Simultaneous Information and Power Transfer in Multiple Antenna Relay Channels
Master Thesis, Chalmers University of Technology, 2015
By Kooros Moabber
Simultaneous wireless information and power transfer (SWIPT) is an emerging technology that has received significant attention recently. In a communication system with SWIPT capabilities, both of these tasks, information and power transfer is done over wireless medium simultaneously instead of doing these separately. In addition to providing a reliable alternative to powering communication networks solely with batteries or with cables, SWIPT capabilities bring increased mobility and prolong network up time.
In this work, SWIPT in a multiple-antenna relay system with multiple users is studied. The relay is used for increasing communication range for the information receivers (IR) as well as powering the energy harvesting receivers (ER) that demand power. We focus on the design of amplify and forward strategy at the relay (relay precoder) and the precoder at the base station. The minimum mean-square error (MMSE) is used as the performance criterion for information transfer. We consider two main scenarios: i) one-way relay system and ii) two-way relay system.
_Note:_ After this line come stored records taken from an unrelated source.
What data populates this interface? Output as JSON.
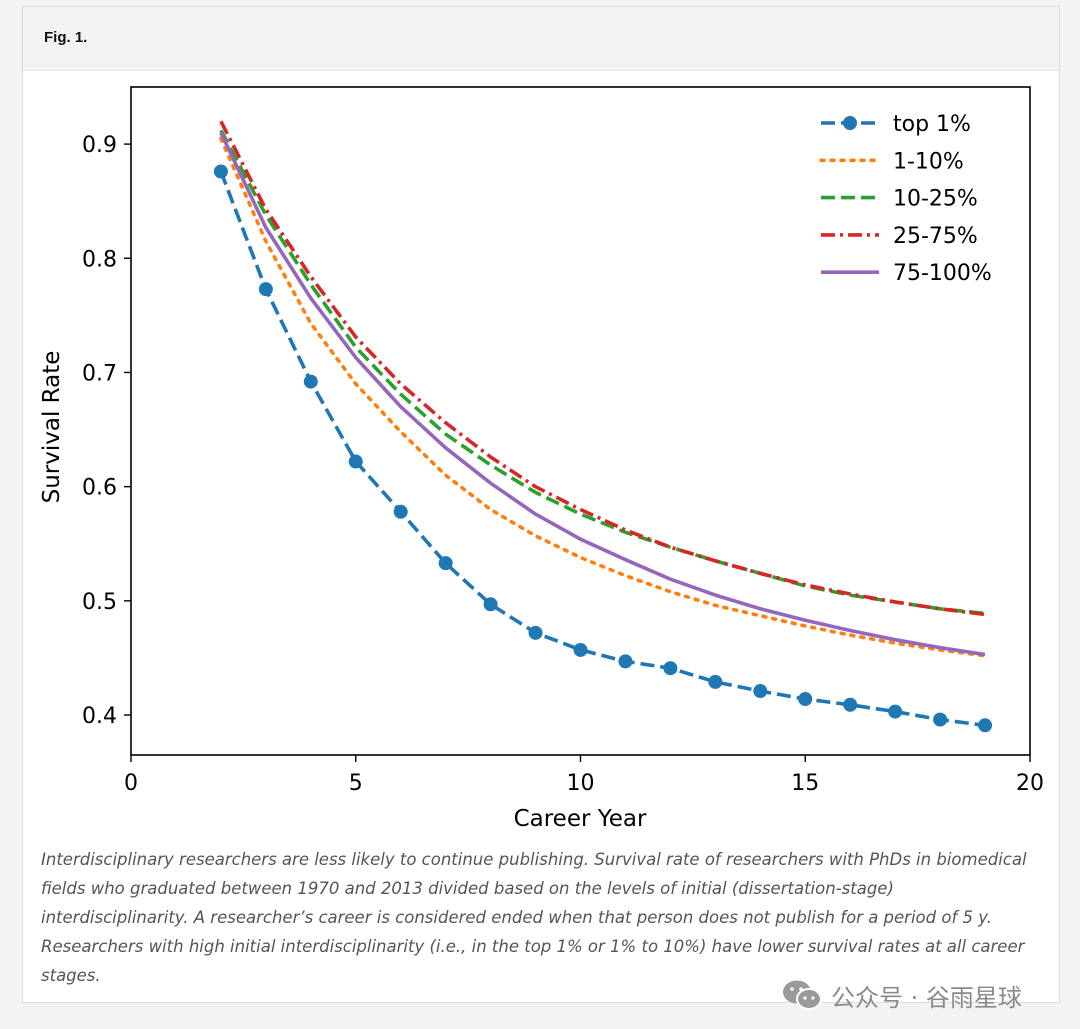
{
  "figure": {
    "label": "Fig. 1.",
    "caption": "Interdisciplinary researchers are less likely to continue publishing. Survival rate of researchers with PhDs in biomedical fields who graduated between 1970 and 2013 divided based on the levels of initial (dissertation-stage) interdisciplinarity. A researcher’s career is considered ended when that person does not publish for a period of 5 y. Researchers with high initial interdisciplinarity (i.e., in the top 1% or 1% to 10%) have lower survival rates at all career stages."
  },
  "watermark": {
    "text": "公众号 · 谷雨星球",
    "icon": "wechat-icon"
  },
  "chart_data": {
    "type": "line",
    "title": "",
    "xlabel": "Career Year",
    "ylabel": "Survival Rate",
    "xlim": [
      0,
      20
    ],
    "ylim": [
      0.365,
      0.95
    ],
    "xticks": [
      0,
      5,
      10,
      15,
      20
    ],
    "yticks": [
      0.4,
      0.5,
      0.6,
      0.7,
      0.8,
      0.9
    ],
    "grid": false,
    "legend_position": "top-right",
    "x": [
      2,
      3,
      4,
      5,
      6,
      7,
      8,
      9,
      10,
      11,
      12,
      13,
      14,
      15,
      16,
      17,
      18,
      19
    ],
    "series": [
      {
        "name": "top 1%",
        "color": "#1f77b4",
        "style": "dashed",
        "marker": "circle",
        "values": [
          0.876,
          0.773,
          0.692,
          0.622,
          0.578,
          0.533,
          0.497,
          0.472,
          0.457,
          0.447,
          0.441,
          0.429,
          0.421,
          0.414,
          0.409,
          0.403,
          0.396,
          0.391
        ]
      },
      {
        "name": "1-10%",
        "color": "#ff7f0e",
        "style": "dotted",
        "marker": "none",
        "values": [
          0.905,
          0.815,
          0.743,
          0.69,
          0.648,
          0.61,
          0.58,
          0.557,
          0.538,
          0.522,
          0.508,
          0.496,
          0.487,
          0.478,
          0.47,
          0.463,
          0.457,
          0.452
        ]
      },
      {
        "name": "10-25%",
        "color": "#2ca02c",
        "style": "dashed",
        "marker": "none",
        "values": [
          0.912,
          0.838,
          0.777,
          0.722,
          0.681,
          0.646,
          0.619,
          0.595,
          0.576,
          0.56,
          0.547,
          0.535,
          0.524,
          0.513,
          0.505,
          0.499,
          0.493,
          0.489
        ]
      },
      {
        "name": "25-75%",
        "color": "#d62728",
        "style": "dashdot",
        "marker": "none",
        "values": [
          0.92,
          0.843,
          0.784,
          0.731,
          0.69,
          0.656,
          0.626,
          0.6,
          0.58,
          0.562,
          0.547,
          0.535,
          0.524,
          0.514,
          0.506,
          0.499,
          0.493,
          0.488
        ]
      },
      {
        "name": "75-100%",
        "color": "#9467bd",
        "style": "solid",
        "marker": "none",
        "values": [
          0.91,
          0.827,
          0.765,
          0.713,
          0.67,
          0.634,
          0.603,
          0.576,
          0.554,
          0.536,
          0.519,
          0.505,
          0.493,
          0.483,
          0.474,
          0.466,
          0.459,
          0.453
        ]
      }
    ]
  }
}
For the one-way relay system, the relay amplify and forward strategy (relay precoder) to minimize the MMSE from the source to the information user while satisfying energy harvesting constraints at the energy harvesting users is investigated. For the two-way relay system, minimizing the MMSE from the information users to the main source while satisfying the signal-to-interference-plus-noise ratio (SINR) constraints at the information users and the energy harvesting constraints at the ERs is considered. Here the precoder at the main source and the relay precoder is optimized jointly.
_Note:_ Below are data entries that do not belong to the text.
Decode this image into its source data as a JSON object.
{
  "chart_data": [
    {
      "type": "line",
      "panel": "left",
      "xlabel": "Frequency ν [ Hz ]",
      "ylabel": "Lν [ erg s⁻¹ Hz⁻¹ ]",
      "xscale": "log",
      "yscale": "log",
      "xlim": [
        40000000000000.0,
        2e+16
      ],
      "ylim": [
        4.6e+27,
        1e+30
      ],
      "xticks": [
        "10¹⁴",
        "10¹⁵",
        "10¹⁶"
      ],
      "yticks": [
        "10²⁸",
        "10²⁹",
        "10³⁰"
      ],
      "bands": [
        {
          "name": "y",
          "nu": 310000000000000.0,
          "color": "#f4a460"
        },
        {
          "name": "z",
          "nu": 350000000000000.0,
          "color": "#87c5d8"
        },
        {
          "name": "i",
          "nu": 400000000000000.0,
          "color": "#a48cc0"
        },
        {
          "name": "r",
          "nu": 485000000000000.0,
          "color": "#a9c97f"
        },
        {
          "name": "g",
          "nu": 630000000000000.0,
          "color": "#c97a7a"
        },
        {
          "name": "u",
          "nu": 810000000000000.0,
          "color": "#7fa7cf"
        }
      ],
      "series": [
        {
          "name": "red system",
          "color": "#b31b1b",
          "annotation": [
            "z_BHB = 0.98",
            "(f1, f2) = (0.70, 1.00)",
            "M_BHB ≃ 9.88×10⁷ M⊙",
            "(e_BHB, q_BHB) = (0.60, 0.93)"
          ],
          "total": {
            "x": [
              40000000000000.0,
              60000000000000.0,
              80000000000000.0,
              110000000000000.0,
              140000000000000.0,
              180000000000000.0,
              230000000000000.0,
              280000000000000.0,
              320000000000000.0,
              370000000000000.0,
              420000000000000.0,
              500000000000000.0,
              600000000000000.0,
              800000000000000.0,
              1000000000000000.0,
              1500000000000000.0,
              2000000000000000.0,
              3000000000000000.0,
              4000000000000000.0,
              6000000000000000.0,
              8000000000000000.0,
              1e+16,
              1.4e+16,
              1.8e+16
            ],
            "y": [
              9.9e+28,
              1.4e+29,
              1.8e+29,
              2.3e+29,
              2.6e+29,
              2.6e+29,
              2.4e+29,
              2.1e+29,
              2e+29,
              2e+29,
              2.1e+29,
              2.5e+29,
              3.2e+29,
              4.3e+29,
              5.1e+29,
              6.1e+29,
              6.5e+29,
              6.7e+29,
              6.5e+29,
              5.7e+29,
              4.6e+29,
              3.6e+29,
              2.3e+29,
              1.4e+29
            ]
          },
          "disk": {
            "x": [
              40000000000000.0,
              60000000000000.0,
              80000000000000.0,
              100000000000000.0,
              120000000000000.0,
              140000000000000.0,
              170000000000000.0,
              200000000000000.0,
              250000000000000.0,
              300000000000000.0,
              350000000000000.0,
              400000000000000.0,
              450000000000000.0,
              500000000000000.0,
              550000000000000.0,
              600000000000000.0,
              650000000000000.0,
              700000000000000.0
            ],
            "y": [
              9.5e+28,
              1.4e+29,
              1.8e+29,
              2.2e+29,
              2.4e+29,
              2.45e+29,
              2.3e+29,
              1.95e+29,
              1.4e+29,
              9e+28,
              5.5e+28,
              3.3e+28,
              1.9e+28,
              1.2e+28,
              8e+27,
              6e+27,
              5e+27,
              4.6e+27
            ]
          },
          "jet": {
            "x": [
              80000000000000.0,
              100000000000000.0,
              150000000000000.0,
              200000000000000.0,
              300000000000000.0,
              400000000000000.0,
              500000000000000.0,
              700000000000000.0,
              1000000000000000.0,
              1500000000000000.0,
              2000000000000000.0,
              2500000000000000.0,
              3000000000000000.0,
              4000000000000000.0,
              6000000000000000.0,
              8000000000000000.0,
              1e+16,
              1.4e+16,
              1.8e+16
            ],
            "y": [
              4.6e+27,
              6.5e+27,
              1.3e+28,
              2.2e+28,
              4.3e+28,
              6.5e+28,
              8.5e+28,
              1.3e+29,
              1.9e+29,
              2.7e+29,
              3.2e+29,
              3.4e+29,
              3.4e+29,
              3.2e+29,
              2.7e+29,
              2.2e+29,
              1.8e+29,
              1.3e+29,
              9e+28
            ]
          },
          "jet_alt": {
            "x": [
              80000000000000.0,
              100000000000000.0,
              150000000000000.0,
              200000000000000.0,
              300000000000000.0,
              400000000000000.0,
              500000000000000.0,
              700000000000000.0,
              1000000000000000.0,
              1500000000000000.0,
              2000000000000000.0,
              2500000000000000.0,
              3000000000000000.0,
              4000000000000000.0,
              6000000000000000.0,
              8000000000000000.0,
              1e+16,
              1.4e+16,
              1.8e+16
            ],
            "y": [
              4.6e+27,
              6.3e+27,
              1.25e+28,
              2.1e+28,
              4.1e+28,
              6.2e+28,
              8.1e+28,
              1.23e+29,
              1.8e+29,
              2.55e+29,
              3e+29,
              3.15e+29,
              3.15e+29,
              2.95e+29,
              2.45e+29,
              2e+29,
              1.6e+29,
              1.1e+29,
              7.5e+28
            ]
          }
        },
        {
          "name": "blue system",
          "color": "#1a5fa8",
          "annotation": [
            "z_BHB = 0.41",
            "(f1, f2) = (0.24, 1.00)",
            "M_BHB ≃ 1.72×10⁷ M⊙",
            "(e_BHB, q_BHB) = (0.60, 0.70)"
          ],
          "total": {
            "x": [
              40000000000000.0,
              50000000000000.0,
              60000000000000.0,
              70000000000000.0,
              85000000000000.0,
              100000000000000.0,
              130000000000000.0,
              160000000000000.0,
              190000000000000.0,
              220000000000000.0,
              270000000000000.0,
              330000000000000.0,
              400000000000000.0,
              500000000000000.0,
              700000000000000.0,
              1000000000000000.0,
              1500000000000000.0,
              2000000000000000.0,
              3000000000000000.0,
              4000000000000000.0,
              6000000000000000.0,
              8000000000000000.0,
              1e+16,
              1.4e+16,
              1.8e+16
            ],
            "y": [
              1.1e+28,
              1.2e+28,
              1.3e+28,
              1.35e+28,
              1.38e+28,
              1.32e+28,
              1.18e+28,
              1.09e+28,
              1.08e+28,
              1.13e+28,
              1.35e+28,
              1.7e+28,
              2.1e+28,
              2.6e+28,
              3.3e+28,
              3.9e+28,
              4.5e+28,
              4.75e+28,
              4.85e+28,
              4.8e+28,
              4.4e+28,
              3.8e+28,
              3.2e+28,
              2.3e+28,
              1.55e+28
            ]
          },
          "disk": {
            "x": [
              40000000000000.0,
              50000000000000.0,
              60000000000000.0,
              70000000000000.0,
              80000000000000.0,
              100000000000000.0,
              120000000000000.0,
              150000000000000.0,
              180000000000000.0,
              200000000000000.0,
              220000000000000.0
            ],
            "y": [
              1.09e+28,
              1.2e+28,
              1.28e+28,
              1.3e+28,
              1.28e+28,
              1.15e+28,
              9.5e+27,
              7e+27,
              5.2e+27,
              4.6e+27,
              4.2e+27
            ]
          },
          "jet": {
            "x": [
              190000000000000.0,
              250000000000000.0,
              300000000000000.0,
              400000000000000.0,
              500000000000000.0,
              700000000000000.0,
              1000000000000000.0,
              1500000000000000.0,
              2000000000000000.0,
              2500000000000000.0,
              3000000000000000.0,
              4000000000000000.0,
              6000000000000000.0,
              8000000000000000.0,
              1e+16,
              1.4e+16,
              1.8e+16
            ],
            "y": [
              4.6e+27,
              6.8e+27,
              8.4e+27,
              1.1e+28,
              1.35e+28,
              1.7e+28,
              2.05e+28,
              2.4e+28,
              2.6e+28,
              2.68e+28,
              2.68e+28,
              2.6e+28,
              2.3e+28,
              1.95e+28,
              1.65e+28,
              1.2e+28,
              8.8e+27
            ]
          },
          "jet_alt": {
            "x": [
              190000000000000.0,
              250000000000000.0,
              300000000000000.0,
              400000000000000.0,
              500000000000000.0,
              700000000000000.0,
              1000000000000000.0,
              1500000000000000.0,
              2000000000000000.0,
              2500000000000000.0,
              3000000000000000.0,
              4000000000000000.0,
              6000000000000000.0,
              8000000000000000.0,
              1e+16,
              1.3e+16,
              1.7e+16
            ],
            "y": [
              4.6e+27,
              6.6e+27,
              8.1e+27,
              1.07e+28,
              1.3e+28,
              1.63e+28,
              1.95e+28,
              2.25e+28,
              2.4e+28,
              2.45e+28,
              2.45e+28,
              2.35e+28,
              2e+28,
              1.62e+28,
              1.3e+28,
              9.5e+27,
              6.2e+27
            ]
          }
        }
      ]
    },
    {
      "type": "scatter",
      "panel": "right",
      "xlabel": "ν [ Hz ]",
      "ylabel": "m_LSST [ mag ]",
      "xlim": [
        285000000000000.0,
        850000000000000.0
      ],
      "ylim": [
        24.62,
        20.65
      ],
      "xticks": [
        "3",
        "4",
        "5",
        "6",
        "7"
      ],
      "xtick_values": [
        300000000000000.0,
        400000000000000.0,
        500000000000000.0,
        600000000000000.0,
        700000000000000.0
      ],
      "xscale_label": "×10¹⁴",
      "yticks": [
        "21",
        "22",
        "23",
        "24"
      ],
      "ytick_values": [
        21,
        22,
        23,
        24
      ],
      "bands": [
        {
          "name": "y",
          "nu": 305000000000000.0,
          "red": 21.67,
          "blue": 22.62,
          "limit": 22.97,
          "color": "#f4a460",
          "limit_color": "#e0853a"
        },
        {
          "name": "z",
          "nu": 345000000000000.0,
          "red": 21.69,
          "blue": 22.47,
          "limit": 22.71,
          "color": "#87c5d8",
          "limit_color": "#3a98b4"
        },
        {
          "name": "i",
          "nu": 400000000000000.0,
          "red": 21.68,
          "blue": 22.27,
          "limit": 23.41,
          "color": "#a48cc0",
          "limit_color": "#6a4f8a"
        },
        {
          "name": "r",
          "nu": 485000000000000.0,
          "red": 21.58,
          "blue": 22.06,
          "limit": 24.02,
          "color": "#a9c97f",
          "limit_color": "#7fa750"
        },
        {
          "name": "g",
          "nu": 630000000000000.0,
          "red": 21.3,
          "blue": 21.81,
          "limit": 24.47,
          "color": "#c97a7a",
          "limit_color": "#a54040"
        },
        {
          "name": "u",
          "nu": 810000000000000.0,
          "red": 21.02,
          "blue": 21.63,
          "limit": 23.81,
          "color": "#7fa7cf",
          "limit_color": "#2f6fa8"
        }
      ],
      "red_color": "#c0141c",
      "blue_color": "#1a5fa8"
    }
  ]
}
These problem formulations lead to non-convex optimization problems. Due to limitations of available approaches to solve these problems, a novel numerical approach is proposed. Using the proposed technique, the trade-offs between the MMSE and the energy harvesting constraints are found. The results show that it is important to design novel transmission techniques in order to deliver information and energy simultaneously most efficiently. The performance of the proposed designs is also compared with the performance of the some existing techniques in the literature that is developed for some special scenarios and it is observed that the proposed designs provide the same performance with these existing techniques in these special cases. The rate of the convergence of the proposed method is also investigated and it is found suitable for solving the mentioned problems.